C-peptide levels should be proportionately elevated with insulin levels. A low C-peptide level with a high insulin level may indicate surreptitious insulin administration.

If ingestion of oral hypoglycemic medications is suspected, a drug screen may be beneficial.


Imaging Studies

Because pancreatic adenomas are often very small and have the same density as the normal pancreas, radiographic studies such as ultrasonography, computed tomography (CT) scanning, and magnetic resonance imaging (MRI) are often of limited value. Pancreatic arteriography and transhepatic pancreatic selective venous sampling have also been used to elucidate the extent of pancreatic involvement. However, neither method is satisfactory for localizing lesions to guide surgery, and both are invasive. Open pancreatic ultrasonography at the time of surgery may be helpful in locating a pancreatic insulin-secreting adenoma. Most specialized centers now use Fluorine-18-dihydroxyphenylalanine positron emission tomography (18F-DOPA-PET) scanning for identifying such lesions. [14, 15, 16]

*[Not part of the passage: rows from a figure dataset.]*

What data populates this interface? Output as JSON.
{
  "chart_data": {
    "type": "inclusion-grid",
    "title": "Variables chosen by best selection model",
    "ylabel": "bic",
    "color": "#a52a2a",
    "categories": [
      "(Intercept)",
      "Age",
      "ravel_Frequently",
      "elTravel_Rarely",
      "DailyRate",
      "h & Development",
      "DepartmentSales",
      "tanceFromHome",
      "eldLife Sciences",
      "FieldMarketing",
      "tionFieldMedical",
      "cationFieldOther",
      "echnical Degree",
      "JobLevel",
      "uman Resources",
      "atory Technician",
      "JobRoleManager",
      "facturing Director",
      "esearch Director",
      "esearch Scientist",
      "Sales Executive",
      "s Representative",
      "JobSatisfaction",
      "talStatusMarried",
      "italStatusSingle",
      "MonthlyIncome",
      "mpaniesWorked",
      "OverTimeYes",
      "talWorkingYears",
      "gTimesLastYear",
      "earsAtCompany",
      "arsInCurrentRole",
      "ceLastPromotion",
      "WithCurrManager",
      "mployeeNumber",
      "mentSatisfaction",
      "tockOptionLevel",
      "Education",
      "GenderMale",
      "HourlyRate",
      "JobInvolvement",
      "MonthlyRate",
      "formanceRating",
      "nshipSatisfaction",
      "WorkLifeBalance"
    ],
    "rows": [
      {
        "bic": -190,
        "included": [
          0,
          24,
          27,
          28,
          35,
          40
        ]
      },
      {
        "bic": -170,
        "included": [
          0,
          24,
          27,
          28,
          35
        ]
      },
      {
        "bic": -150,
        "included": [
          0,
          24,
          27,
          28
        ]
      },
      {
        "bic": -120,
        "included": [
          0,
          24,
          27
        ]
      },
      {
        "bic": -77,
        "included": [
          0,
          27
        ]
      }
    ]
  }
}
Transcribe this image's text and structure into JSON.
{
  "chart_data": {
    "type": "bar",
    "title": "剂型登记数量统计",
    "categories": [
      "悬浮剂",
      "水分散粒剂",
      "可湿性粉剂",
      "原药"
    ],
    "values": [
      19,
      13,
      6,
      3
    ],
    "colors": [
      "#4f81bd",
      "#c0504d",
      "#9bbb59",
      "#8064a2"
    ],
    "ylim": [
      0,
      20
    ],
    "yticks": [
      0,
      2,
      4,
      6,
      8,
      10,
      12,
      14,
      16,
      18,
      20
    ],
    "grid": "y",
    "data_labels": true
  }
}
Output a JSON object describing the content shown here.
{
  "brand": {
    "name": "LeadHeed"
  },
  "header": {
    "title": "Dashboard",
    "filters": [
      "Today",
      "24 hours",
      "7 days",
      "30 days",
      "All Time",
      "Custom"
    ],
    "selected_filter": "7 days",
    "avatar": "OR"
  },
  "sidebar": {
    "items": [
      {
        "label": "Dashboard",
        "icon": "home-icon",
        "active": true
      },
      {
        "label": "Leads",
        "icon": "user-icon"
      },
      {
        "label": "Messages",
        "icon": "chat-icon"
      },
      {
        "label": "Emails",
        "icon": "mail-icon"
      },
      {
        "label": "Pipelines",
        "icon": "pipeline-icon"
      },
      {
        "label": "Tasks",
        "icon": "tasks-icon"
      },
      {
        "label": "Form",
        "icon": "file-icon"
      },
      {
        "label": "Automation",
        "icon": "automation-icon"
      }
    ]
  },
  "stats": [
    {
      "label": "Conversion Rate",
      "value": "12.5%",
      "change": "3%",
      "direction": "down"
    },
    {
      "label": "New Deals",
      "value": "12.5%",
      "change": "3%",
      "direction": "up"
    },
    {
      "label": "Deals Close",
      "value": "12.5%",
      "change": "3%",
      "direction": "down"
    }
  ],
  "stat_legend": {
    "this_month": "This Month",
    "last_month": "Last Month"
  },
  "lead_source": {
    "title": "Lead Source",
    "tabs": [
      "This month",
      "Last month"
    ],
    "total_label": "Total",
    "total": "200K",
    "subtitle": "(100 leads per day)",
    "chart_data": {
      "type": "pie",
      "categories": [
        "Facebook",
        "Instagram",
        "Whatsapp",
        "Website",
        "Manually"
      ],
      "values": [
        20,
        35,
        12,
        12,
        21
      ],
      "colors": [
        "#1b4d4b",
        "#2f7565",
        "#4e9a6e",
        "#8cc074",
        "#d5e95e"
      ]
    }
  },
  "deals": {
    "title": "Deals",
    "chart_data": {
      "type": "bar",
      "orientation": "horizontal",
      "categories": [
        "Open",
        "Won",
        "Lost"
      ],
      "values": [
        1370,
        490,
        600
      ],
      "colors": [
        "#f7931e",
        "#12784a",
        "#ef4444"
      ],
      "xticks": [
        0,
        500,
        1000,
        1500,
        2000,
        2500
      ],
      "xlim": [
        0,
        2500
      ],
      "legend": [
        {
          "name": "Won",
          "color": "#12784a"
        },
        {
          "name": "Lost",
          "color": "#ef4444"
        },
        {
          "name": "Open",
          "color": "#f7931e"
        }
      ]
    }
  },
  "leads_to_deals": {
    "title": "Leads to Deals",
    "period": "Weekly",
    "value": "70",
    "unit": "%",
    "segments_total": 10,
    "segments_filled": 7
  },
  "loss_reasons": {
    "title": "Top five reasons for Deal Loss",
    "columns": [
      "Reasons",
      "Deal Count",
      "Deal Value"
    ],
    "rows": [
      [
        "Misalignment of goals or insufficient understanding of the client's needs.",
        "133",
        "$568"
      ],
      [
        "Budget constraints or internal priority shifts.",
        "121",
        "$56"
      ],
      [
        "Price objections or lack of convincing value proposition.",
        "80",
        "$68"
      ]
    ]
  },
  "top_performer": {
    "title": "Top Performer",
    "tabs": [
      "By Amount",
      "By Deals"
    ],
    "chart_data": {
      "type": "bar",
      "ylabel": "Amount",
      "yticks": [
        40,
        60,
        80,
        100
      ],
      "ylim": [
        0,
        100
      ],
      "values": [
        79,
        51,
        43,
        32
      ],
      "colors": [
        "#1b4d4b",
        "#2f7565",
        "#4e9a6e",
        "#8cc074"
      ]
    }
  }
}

More recently, investigators have indicated that glucagon-like peptide 1 receptor (GLP-1R) PET/CT imaging with the novel radiotracer [68Ga]Ga-NODAGA-exendin-4 can be used to visualize beta-cell mass in the islets of Langerhans and thus has the potential for detecting not only insulinomas but also focal lesions in congenital hyperinsulinism (CHI). [17]


Genetic Testing

Genetic mutation testing is now well established as the standard of care to define best approaches to treatment of congenital HI. [5] Parent-of-origin testing should routinely be included at the time of patient testing. This is particularly essential if focal KATP HI is a possibility, because the demonstration of a paternally transmitted, monoallelic, recessive mutation in ABCC8 or KCNJ11 is highly accurate for predicting a potentially curable focal lesion (97% sensitivity, 92% specificity) [18] .

New methods make it possible to obtain results in less than a week, preferably within 2 or 3 days. Rapid turnaround time for genetic tests is required because treatment decisions need to be made within a few days for often severely ill infants. [5]

The chance of identifying a disease-causing mutation is higher in diazoxide-unresponsive cases, but in about 53-77% of diazoxide-responsive congenital hyperinsulinism cases, no known genetic alteration is identified. Children with GLUD1, HADH, HNF4A, HNF1A, and UCP2 mutations were noted to be exclusively diazoxide-responsive, whereas children with GCK mutations and recessive KATP mutations were likely to be diazoxide-unresponsive. On the other hand, children with dominant mutations of the KATP genes can be either a diazoxide responder or nonresponder. [18, 19]

Genetic testing is also essential for recognition of syndromic forms of HI such as Beckwith-Wiedemann syndrome and congenital disorders of glycosylation. [6]


Other Tests

A normal blood glucose level is above 60 mg/dL at every age. In the normal child, glycogen stores are depleted by fasting in order to maintain euglycemia. Thus, glycogen is normally depleted before the onset of hypoglycemia. Such a child responds to exogenous dextrose but not to exogenous glucagon.

A glycemic response is defined as when the circulating glucose level rises (>30 mg/dL above the basal level) immediately after administration of 1 mg of glucagon (intramuscular or intravenous). Such a glycemic response to glucagon in the face of hypoglycemia (blood glucose level < 60 mg/dL) indicates inappropriately conserved glycogen stores. A glycemic response to glucagon is usually observed in hypoglycemic patients with hyperinsulinism.

L-leucine stimulates the secretion of insulin. Leucine-sensitive hypoglycemia is no longer considered to be a separate diagnostic entity. Determination of insulin concentration in response to leucine administration has been used as a test for hyperinsulinemia. This research test has no diagnostic value and can result in severe hypoglycemia.



Perioperative pancreatic catheterization may provide vital information for determining the extent of surgery.

Histologic examination of pancreatic tissue samples (frozen section) may also provide vital information for determining the extent of surgery. Histologic examination may reveal focal islet cell disease (potentially cured by partial pancreatectomy) or diffuse disease (which indicates the need for near-total pancreatectomy).